April 5, 2013, 12:00 pm - 1:00 pm
April 5, 12:00 pm - 1:00 pm
Laboratory Study of Magnetic Reconnection: Recent discoveries on how it works in the two fluid regime and energizes plasma particles
Masaaki Yamada,Princeton Plasma Physics Laboratory
Magnetic reconnection is a phenomenon of nature in which magnetic field lines change their topology in plasma and convert magnetic energy to particles by acceleration and heating. It is one of the most fundamental processes at work in laboratory and astrophysical plasmas. Magnetic reconnection occurs everywhere: in solar flares; coronal mass ejections; the earth’s magnetosphere; in the star forming galaxies; and in plasma fusion devices. This talk focuses on recent discoveries in the fundamental research of magnetic reconnection at Princeton Plasma Physics Laboratory and its application to space astrophysical plasmas. We compare the experimental results from the Magnetic Reconnection Experiment (MRX) with those from theory and numerical simulations. The collaboration between space and laboratory scientists on reconnection research has recently reached a point where we can compare measurements of the reconnection layer profile in detail with support from numerical simulations. In spite of the huge difference in physical scales, we find remarkable commonalities in the features of the magnetic reconnection region in laboratory and space-astrophysical plasmas.

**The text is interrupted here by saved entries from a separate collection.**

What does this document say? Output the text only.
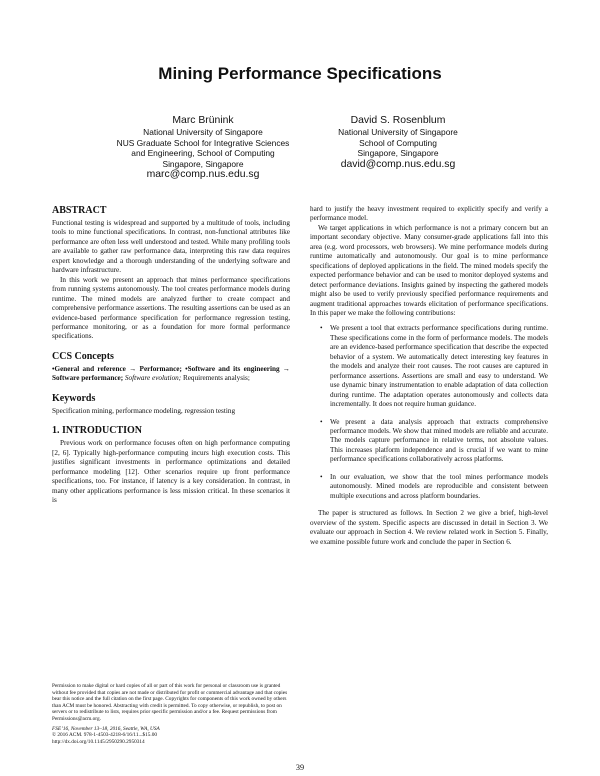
Mining Performance Specifications
Marc Brünink
National University of Singapore
NUS Graduate School for Integrative Sciences
and Engineering, School of Computing
Singapore, Singapore
marc@comp.nus.edu.sg
David S. Rosenblum
National University of Singapore
School of Computing
Singapore, Singapore
david@comp.nus.edu.sg
ABSTRACT

Functional testing is widespread and supported by a multitude of tools, including tools to mine functional specifications. In contrast, non-functional attributes like performance are often less well understood and tested. While many profiling tools are available to gather raw performance data, interpreting this raw data requires expert knowledge and a thorough understanding of the underlying software and hardware infrastructure.

In this work we present an approach that mines performance specifications from running systems autonomously. The tool creates performance models during runtime. The mined models are analyzed further to create compact and comprehensive performance assertions. The resulting assertions can be used as an evidence-based performance specification for performance regression testing, performance monitoring, or as a foundation for more formal performance specifications.

CCS Concepts

•General and reference → Performance; •Software and its engineering → Software performance; Software evolution; Requirements analysis;

Keywords

Specification mining, performance modeling, regression testing

1. INTRODUCTION

Previous work on performance focuses often on high performance computing [2, 6]. Typically high-performance computing incurs high execution costs. This justifies significant investments in performance optimizations and detailed performance modeling [12]. Other scenarios require up front performance specifications, too. For instance, if latency is a key consideration. In contrast, in many other applications performance is less mission critical. In these scenarios it is

hard to justify the heavy investment required to explicitly specify and verify a performance model.

We target applications in which performance is not a primary concern but an important secondary objective. Many consumer-grade applications fall into this area (e.g. word processors, web browsers). We mine performance models during runtime automatically and autonomously. Our goal is to mine performance specifications of deployed applications in the field. The mined models specify the expected performance behavior and can be used to monitor deployed systems and detect performance deviations. Insights gained by inspecting the gathered models might also be used to verify previously specified performance requirements and augment traditional approaches towards elicitation of performance specifications. In this paper we make the following contributions:

• We present a tool that extracts performance specifications during runtime. These specifications come in the form of performance models. The models are an evidence-based performance specification that describe the expected behavior of a system. We automatically detect interesting key features in the models and analyze their root causes. The root causes are captured in performance assertions. Assertions are small and easy to understand. We use dynamic binary instrumentation to enable adaptation of data collection during runtime. The adaptation operates autonomously and collects data incrementally. It does not require human guidance.
• We present a data analysis approach that extracts comprehensive performance models. We show that mined models are reliable and accurate. The models capture performance in relative terms, not absolute values. This increases platform independence and is crucial if we want to mine performance specifications collaboratively across platforms.
• In our evaluation, we show that the tool mines performance models autonomously. Mined models are reproducible and consistent between multiple executions and across platform boundaries.

The paper is structured as follows. In Section 2 we give a brief, high-level overview of the system. Specific aspects are discussed in detail in Section 3. We evaluate our approach in Section 4. We review related work in Section 5. Finally, we examine possible future work and conclude the paper in Section 6.

Permission to make digital or hard copies of all or part of this work for personal or classroom use is granted without fee provided that copies are not made or distributed for profit or commercial advantage and that copies bear this notice and the full citation on the first page. Copyrights for components of this work owned by others than ACM must be honored. Abstracting with credit is permitted. To copy otherwise, or republish, to post on servers or to redistribute to lists, requires prior specific permission and/or a fee. Request permissions from Permissions@acm.org.

FSE’16, November 13–18, 2016, Seattle, WA, USA

© 2016 ACM. 978-1-4503-4218-6/16/11...$15.00

http://dx.doi.org/10.1145/2950290.2950314

39
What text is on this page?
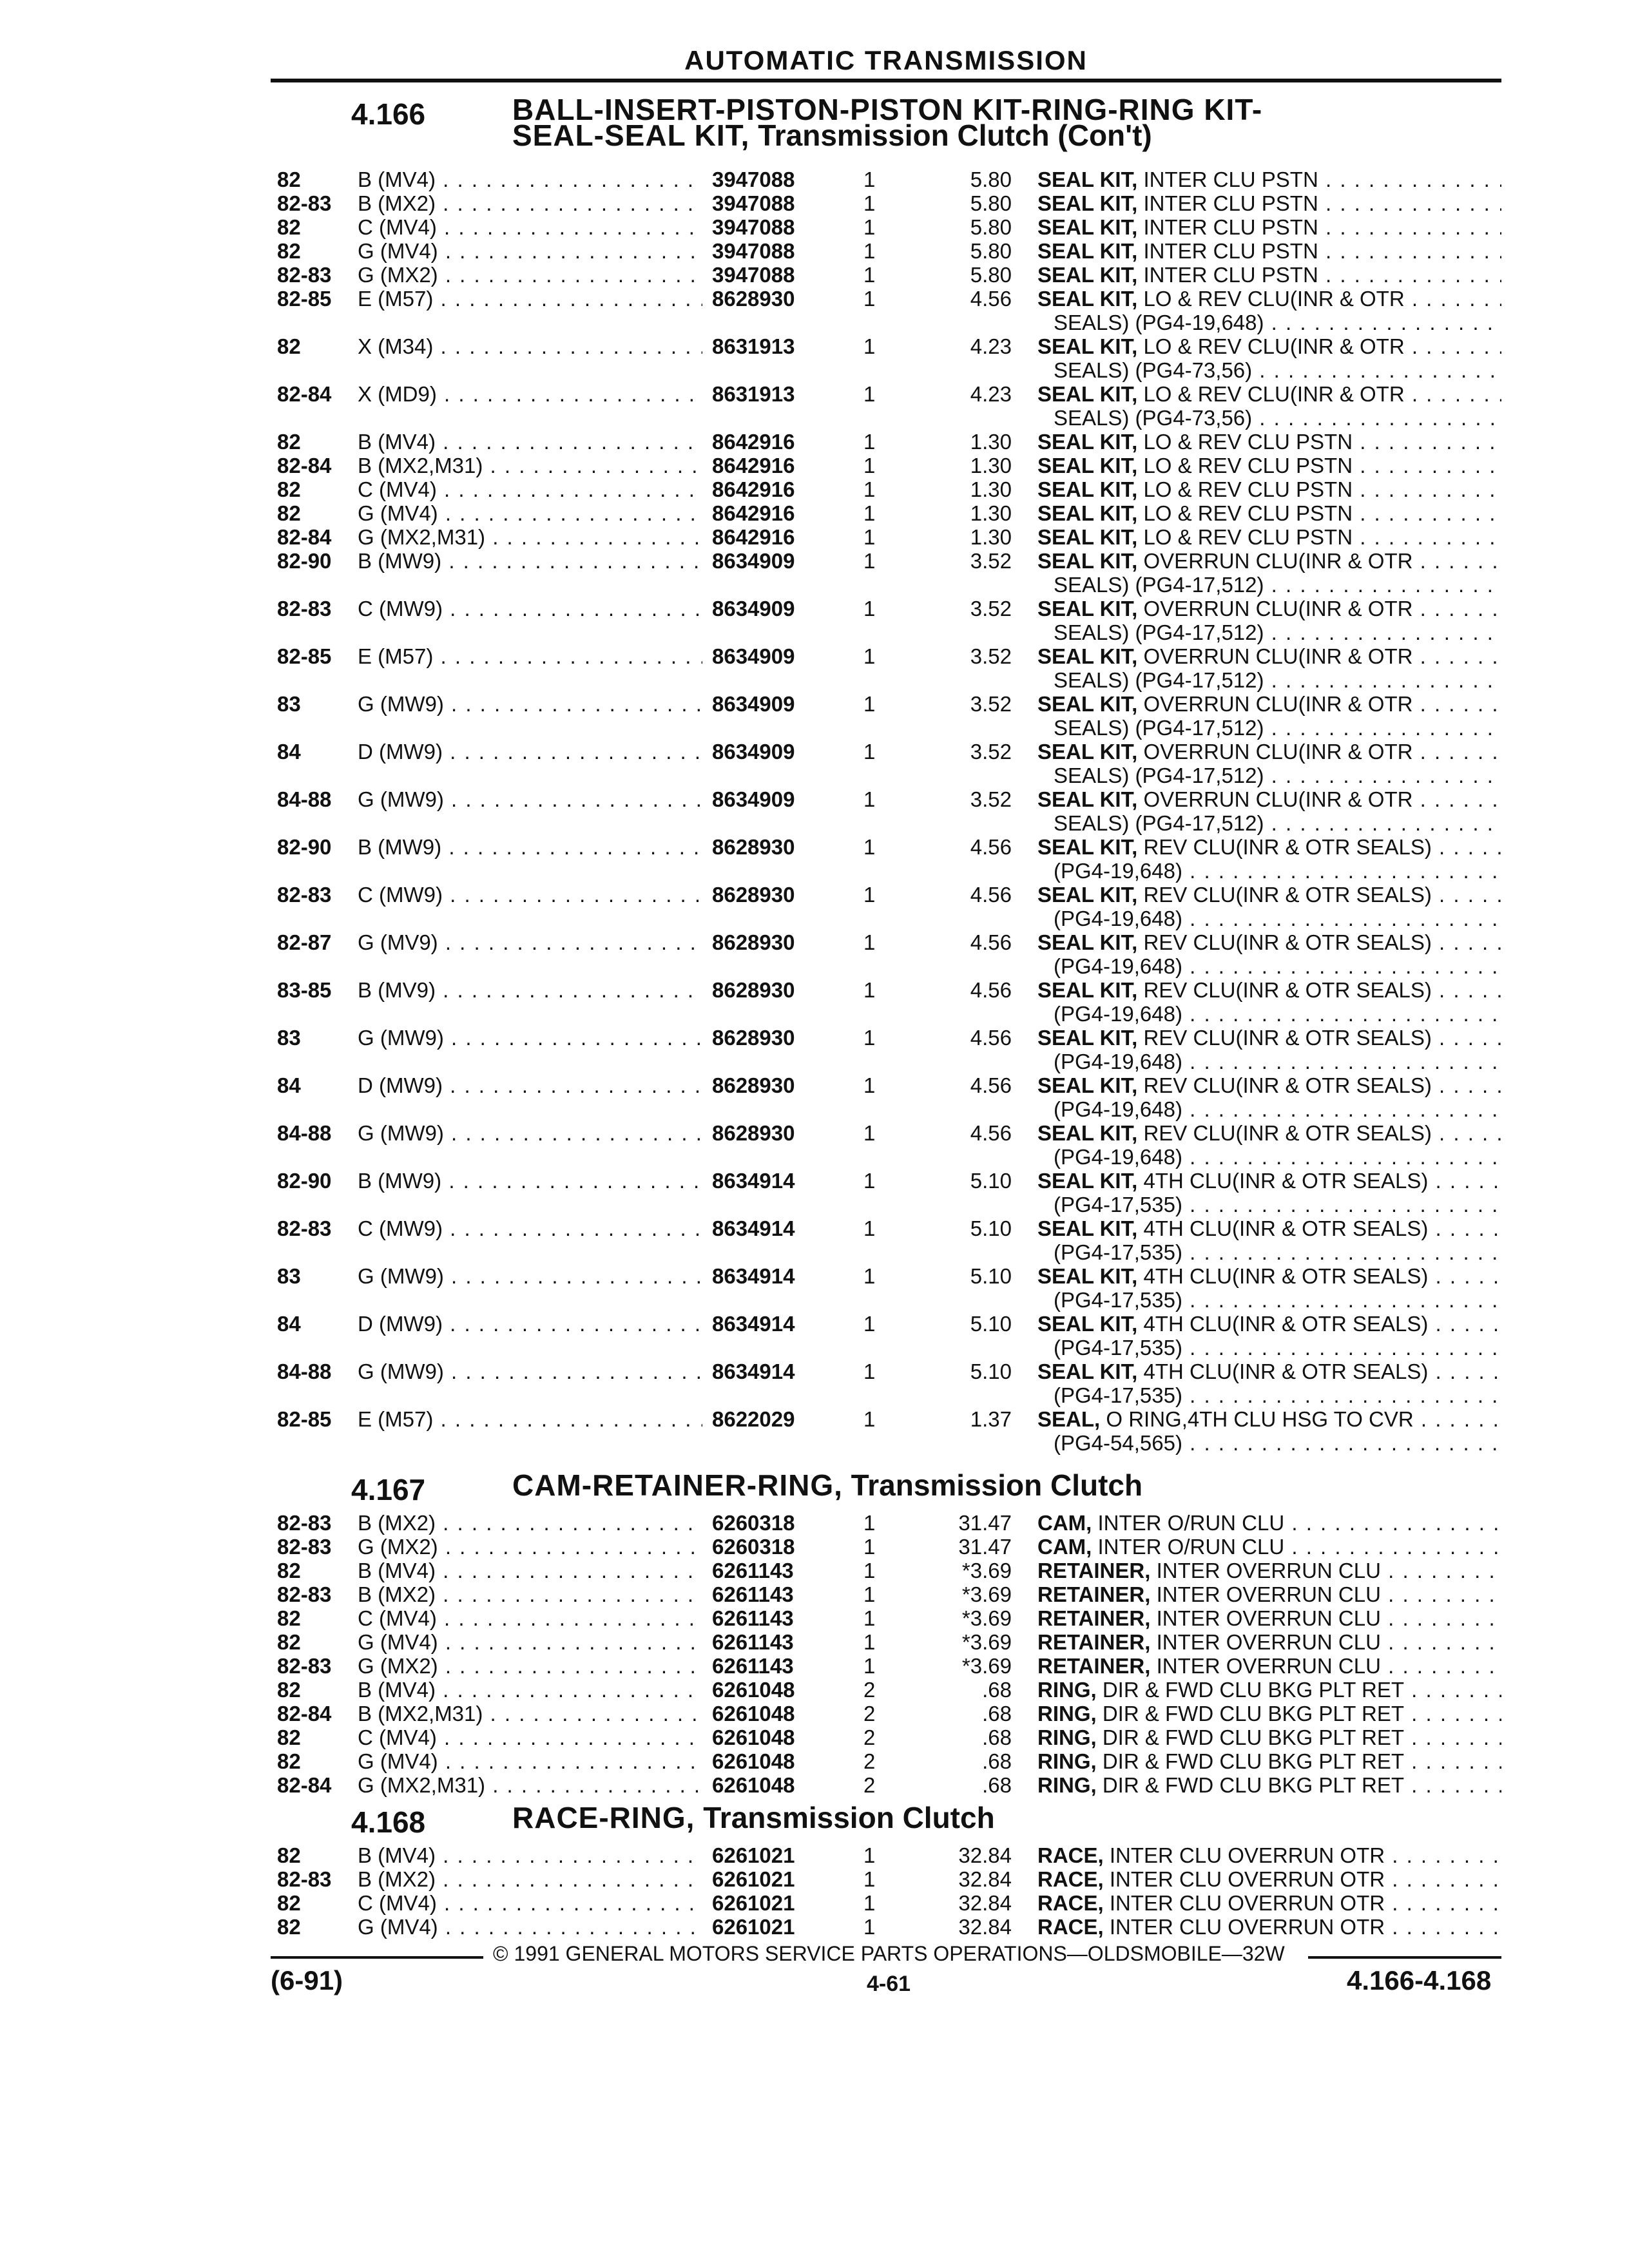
AUTOMATIC TRANSMISSION
4.166	BALL-INSERT-PISTON-PISTON KIT-RING-RING KIT-
SEAL-SEAL KIT, Transmission Clutch (Con't)
82	B (MV4) . . .	3947088	1	5.80 SEAL KIT, INTER CLU PSTN . . .
82-83 B (MX2) . . .	3947088	1	5.80 SEAL KIT, INTER CLU PSTN . . .
82	C (MV4) . . .	3947088	1	5.80 SEAL KIT, INTER CLU PSTN . . .
82	G (MV4) . . .	3947088	1	5.80 SEAL KIT, INTER CLU PSTN . . .
82-83 G (MX2) . . .	3947088	1	5.80 SEAL KIT, INTER CLU PSTN . . .
82-85 E (M57) . . .	8628930	1	4.56 SEAL KIT, LO & REV CLU(INR & OTR . . .
SEALS) (PG4-19,648) . . .
82	X (M34) . . .	8631913	1	4.23 SEAL KIT, LO & REV CLU(INR & OTR . . .
SEALS) (PG4-73,56) . . .
82-84 X (MD9) . . .	8631913	1	4.23 SEAL KIT, LO & REV CLU(INR & OTR . . .
SEALS) (PG4-73,56) . . .
82	B (MV4) . . .	8642916	1	1.30 SEAL KIT, LO & REV CLU PSTN . . .
82-84 B (MX2,M31) . . .	8642916	1	1.30 SEAL KIT, LO & REV CLU PSTN . . .
82	C (MV4) . . .	8642916	1	1.30 SEAL KIT, LO & REV CLU PSTN . . .
82	G (MV4) . . .	8642916	1	1.30 SEAL KIT, LO & REV CLU PSTN . . .
82-84 G (MX2,M31) . . .	8642916	1	1.30 SEAL KIT, LO & REV CLU PSTN . . .
82-90 B (MW9) . . .	8634909	1	3.52 SEAL KIT, OVERRUN CLU(INR & OTR . . .
SEALS) (PG4-17,512) . . .
82-83 C (MW9) . . .	8634909	1	3.52 SEAL KIT, OVERRUN CLU(INR & OTR . . .
SEALS) (PG4-17,512) . . .
82-85 E (M57) . . .	8634909	1	3.52 SEAL KIT, OVERRUN CLU(INR & OTR . . .
SEALS) (PG4-17,512) . . .
83	G (MW9) . . .	8634909	1	3.52 SEAL KIT, OVERRUN CLU(INR & OTR . . .
SEALS) (PG4-17,512) . . .
84	D (MW9) . . .	8634909	1	3.52 SEAL KIT, OVERRUN CLU(INR & OTR . . .
SEALS) (PG4-17,512) . . .
84-88 G (MW9) . . .	8634909	1	3.52 SEAL KIT, OVERRUN CLU(INR & OTR . . .
SEALS) (PG4-17,512) . . .
82-90 B (MW9) . . .	8628930	1	4.56 SEAL KIT, REV CLU(INR & OTR SEALS) . . .
(PG4-19,648) . . .
82-83 C (MW9) . . .	8628930	1	4.56 SEAL KIT, REV CLU(INR & OTR SEALS) . . .
(PG4-19,648) . . .
82-87 G (MV9) . . .	8628930	1	4.56 SEAL KIT, REV CLU(INR & OTR SEALS) . . .
(PG4-19,648) . . .
83-85 B (MV9) . . .	8628930	1	4.56 SEAL KIT, REV CLU(INR & OTR SEALS) . . .
(PG4-19,648) . . .
83	G (MW9) . . .	8628930	1	4.56 SEAL KIT, REV CLU(INR & OTR SEALS) . . .
(PG4-19,648) . . .
84	D (MW9) . . .	8628930	1	4.56 SEAL KIT, REV CLU(INR & OTR SEALS) . . .
(PG4-19,648) . . .
84-88 G (MW9) . . .	8628930	1	4.56 SEAL KIT, REV CLU(INR & OTR SEALS) . . .
(PG4-19,648) . . .
82-90 B (MW9) . . .	8634914	1	5.10 SEAL KIT, 4TH CLU(INR & OTR SEALS) . . .
(PG4-17,535) . . .
82-83 C (MW9) . . .	8634914	1	5.10 SEAL KIT, 4TH CLU(INR & OTR SEALS) . . .
(PG4-17,535) . . .
83	G (MW9) . . .	8634914	1	5.10 SEAL KIT, 4TH CLU(INR & OTR SEALS) . . .
(PG4-17,535) . . .
84	D (MW9) . . .	8634914	1	5.10 SEAL KIT, 4TH CLU(INR & OTR SEALS) . . .
(PG4-17,535) . . .
84-88 G (MW9) . . .	8634914	1	5.10 SEAL KIT, 4TH CLU(INR & OTR SEALS) . . .
(PG4-17,535) . . .
82-85 E (M57) . . .	8622029	1	1.37 SEAL, O RING,4TH CLU HSG TO CVR . . .
(PG4-54,565) . . .
4.167	CAM-RETAINER-RING, Transmission Clutch
82-83 B (MX2) . . .	6260318	1	31.47 CAM, INTER O/RUN CLU . . .
82-83 G (MX2) . . .	6260318	1	31.47 CAM, INTER O/RUN CLU . . .
82	B (MV4) . . .	6261143	1	*3.69 RETAINER, INTER OVERRUN CLU . . .
82-83 B (MX2) . . .	6261143	1	*3.69 RETAINER, INTER OVERRUN CLU . . .
82	C (MV4) . . .	6261143	1	*3.69 RETAINER, INTER OVERRUN CLU . . .
82	G (MV4) . . .	6261143	1	*3.69 RETAINER, INTER OVERRUN CLU . . .
82-83 G (MX2) . . .	6261143	1	*3.69 RETAINER, INTER OVERRUN CLU . . .
82	B (MV4) . . .	6261048	2	.68 RING, DIR & FWD CLU BKG PLT RET . . .
82-84 B (MX2,M31) . . .	6261048	2	.68 RING, DIR & FWD CLU BKG PLT RET . . .
82	C (MV4) . . .	6261048	2	.68 RING, DIR & FWD CLU BKG PLT RET . . .
82	G (MV4) . . .	6261048	2	.68 RING, DIR & FWD CLU BKG PLT RET . . .
82-84 G (MX2,M31) . . .	6261048	2	.68 RING, DIR & FWD CLU BKG PLT RET . . .
4.168	RACE-RING, Transmission Clutch
82	B (MV4) . . .	6261021	1	32.84 RACE, INTER CLU OVERRUN OTR . . .
82-83 B (MX2) . . .	6261021	1	32.84 RACE, INTER CLU OVERRUN OTR . . .
82	C (MV4) . . .	6261021	1	32.84 RACE, INTER CLU OVERRUN OTR . . .
82	G (MV4) . . .	6261021	1	32.84 RACE, INTER CLU OVERRUN OTR . . .
© 1991 GENERAL MOTORS SERVICE PARTS OPERATIONS—OLDSMOBILE—32W
(6-91)	4-61	4.166-4.168
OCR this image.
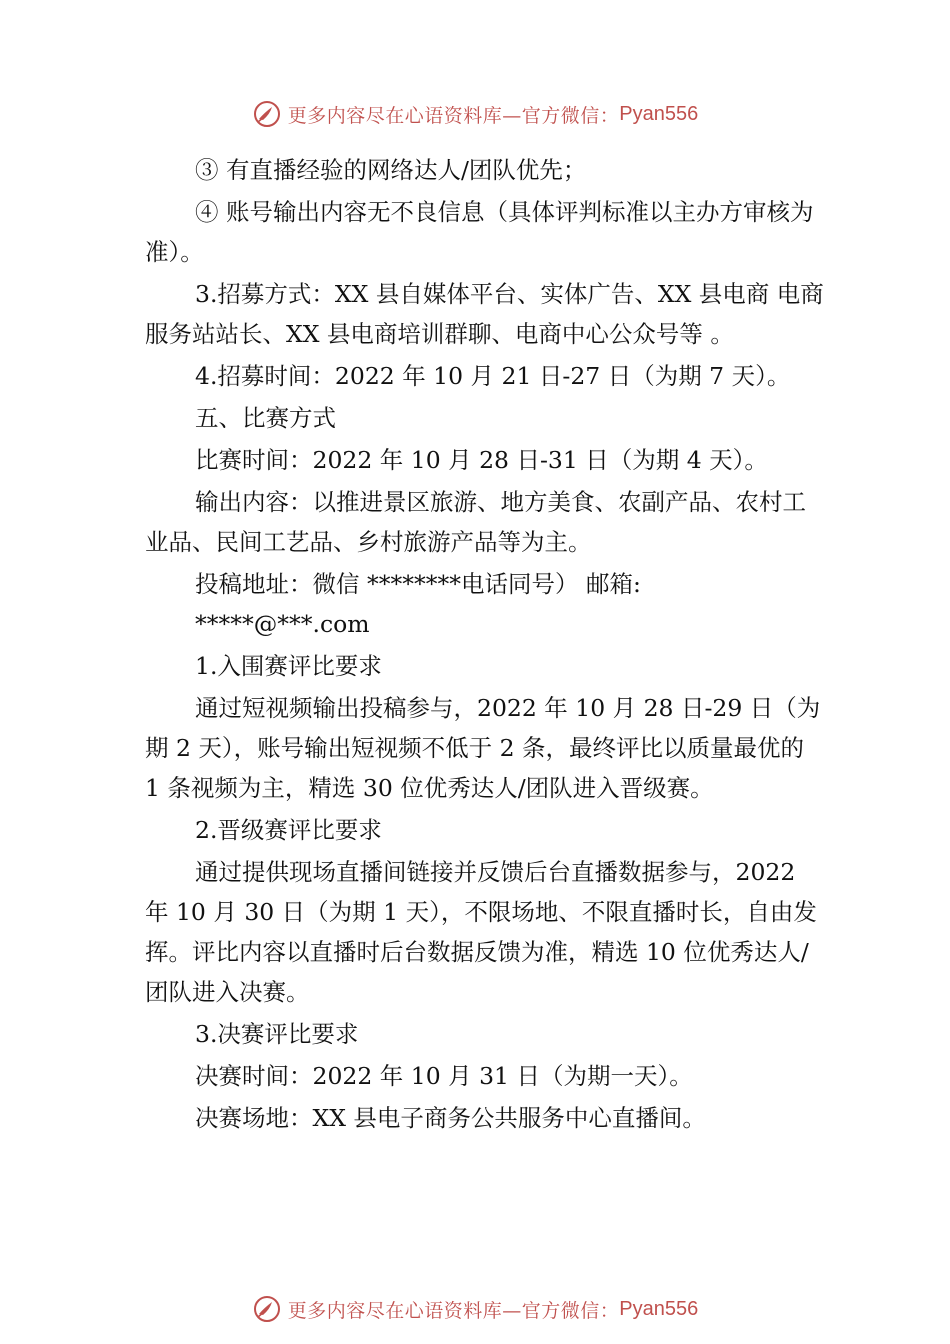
更多内容尽在心语资料库—官方微信： Pyan556

③ 有直播经验的网络达人/团队优先；

④ 账号输出内容无不良信息（具体评判标准以主办方审核为准）。

3.招募方式：XX 县自媒体平台、实体广告、XX 县电商 电商服务站站长、XX 县电商培训群聊、电商中心公众号等 。

4.招募时间：2022 年 10 月 21 日-27 日（为期 7 天）。

五、比赛方式

比赛时间：2022 年 10 月 28 日-31 日（为期 4 天）。

输出内容：以推进景区旅游、地方美食、农副产品、农村工业品、民间工艺品、乡村旅游产品等为主。

投稿地址：微信 ********电话同号） 邮箱:

*****@***.com

1.入围赛评比要求

通过短视频输出投稿参与，2022 年 10 月 28 日-29 日（为期 2 天），账号输出短视频不低于 2 条，最终评比以质量最优的 1 条视频为主，精选 30 位优秀达人/团队进入晋级赛。

2.晋级赛评比要求

通过提供现场直播间链接并反馈后台直播数据参与，2022 年 10 月 30 日（为期 1 天），不限场地、不限直播时长，自由发挥。评比内容以直播时后台数据反馈为准，精选 10 位优秀达人/团队进入决赛。

3.决赛评比要求

决赛时间：2022 年 10 月 31 日（为期一天）。

决赛场地：XX 县电子商务公共服务中心直播间。

更多内容尽在心语资料库—官方微信： Pyan556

Recently the physics of the reconnection layer has moved forward through understanding of the local physics of collision-less magnetic reconnection. Two-fluid dynamics have been verified through experimental identification of both the ion and electron diffusion layers. The measured in-plane plasma potential profile, which is established by electrons accelerated around the electron diffusion region, shows a saddle-shaped structure that is wider and deeper towards the outflow direction. This potential structure ballistically accelerates ions near the separatrices toward the outflow direction. Ions are heated as they travel into the high pressure downstream region. The effects of guide field on reconnection have also been studied by systematically varying the applied guide field to values much greater than the reconnecting field. Guide field is observed to significantly decrease the reconnection speed and the quantitative relationship of reconnection rate with guide field will be presented.
(1) M. Yamada, R. Kulsrud, H. Ji, Rev. Mod. Phys. v.82, 602 (2010)